Partly this is a lesson about sociology. So much of modern life is teaching us to fight. But to solve the world’s greatest problems, and our personal problems too, we have to learn to do the opposite: cooperate and build, even in the face of disagreement. Too often, mob mentality leads us in a different direction. Resisting that, and the social media pile-ons that have become so common today, is crucial to creating change. The various public figures in the Smith/Rock debate, voicing condemnation on one side or the other, may draw attention, but it’s doubtful they’re creating positive change. To do that, we have to shift from condemnation to acknowledgement of each side’s perspective on a conflict, a much harder thing to do.
But partly this is a lesson about who we are as a species. And this is where Moby and I disagree, at least in part.

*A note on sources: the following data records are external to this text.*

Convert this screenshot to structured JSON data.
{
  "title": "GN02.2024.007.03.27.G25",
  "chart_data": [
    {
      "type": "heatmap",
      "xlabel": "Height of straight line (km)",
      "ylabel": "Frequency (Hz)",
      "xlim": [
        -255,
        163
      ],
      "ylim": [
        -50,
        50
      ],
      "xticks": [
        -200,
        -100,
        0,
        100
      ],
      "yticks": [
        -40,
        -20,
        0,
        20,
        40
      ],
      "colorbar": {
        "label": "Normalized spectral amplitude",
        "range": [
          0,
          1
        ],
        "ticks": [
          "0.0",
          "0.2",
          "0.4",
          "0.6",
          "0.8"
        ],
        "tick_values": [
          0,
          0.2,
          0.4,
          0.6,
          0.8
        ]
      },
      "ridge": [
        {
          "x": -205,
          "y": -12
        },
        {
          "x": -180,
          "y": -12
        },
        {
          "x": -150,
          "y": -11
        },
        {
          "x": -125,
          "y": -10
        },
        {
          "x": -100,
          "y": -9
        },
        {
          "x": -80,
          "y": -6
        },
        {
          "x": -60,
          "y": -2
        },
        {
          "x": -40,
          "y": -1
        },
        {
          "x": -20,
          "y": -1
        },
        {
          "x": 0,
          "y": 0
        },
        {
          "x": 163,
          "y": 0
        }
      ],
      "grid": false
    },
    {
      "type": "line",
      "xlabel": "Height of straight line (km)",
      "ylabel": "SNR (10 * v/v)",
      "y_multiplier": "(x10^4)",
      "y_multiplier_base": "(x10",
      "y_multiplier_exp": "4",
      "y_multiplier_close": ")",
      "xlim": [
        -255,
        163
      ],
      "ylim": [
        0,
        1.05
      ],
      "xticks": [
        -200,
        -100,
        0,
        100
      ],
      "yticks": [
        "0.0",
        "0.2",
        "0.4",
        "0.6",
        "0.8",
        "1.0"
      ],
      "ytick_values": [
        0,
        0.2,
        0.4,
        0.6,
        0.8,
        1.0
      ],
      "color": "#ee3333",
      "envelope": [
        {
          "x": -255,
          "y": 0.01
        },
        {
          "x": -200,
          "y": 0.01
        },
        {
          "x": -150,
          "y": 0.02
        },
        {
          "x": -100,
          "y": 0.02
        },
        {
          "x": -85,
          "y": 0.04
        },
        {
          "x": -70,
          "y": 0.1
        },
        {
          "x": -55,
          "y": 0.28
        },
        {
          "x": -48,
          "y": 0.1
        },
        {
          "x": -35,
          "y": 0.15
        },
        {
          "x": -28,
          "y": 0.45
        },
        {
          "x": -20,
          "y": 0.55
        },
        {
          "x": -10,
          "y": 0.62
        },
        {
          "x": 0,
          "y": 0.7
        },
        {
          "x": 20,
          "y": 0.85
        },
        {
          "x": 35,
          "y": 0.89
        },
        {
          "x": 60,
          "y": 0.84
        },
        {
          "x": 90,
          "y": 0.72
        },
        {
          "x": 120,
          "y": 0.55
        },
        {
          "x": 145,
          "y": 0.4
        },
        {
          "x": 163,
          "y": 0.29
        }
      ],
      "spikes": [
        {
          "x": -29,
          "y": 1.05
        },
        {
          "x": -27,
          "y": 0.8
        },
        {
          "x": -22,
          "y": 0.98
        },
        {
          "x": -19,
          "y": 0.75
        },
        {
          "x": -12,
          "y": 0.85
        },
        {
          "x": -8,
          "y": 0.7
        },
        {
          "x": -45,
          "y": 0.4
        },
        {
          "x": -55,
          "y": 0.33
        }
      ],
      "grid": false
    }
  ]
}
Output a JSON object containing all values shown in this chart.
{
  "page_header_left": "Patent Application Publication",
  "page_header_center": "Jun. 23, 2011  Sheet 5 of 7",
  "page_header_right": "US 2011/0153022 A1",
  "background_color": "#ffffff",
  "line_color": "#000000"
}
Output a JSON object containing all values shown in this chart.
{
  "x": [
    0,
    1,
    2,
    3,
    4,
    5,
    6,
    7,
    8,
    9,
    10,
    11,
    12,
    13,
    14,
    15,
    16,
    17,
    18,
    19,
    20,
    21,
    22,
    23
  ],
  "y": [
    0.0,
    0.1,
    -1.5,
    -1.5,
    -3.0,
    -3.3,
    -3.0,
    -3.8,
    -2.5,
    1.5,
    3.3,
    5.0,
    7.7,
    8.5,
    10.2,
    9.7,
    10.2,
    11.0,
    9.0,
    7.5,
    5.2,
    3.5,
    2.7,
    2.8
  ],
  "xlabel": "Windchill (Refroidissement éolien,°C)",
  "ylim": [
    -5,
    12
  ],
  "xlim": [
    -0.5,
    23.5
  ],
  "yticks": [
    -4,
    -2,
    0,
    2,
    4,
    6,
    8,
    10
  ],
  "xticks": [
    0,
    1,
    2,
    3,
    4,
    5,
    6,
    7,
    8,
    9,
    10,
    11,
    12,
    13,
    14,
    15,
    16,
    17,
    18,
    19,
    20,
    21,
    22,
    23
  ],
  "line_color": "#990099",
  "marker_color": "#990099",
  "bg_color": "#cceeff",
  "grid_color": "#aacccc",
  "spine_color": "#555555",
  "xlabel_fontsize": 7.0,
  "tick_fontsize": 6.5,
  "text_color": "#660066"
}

Moby sees conflicts like what happened between Smith and Rock, or between him and Eminem, as an endemic part of the human condition. We are a species that simply wants to fight, even when it does no one any good. I push back on this, and point out the tremendous sacrifices so many have made, now and through history, to make the world a better place. We settle on a compromise, of sorts: perhaps humans can be good, or evil, based on everything from the brain regions that are activated, and the company that we keep. The question of who we are, if that is the case, is really just up to us.
The next few decades will be a crucial chance to answer that question.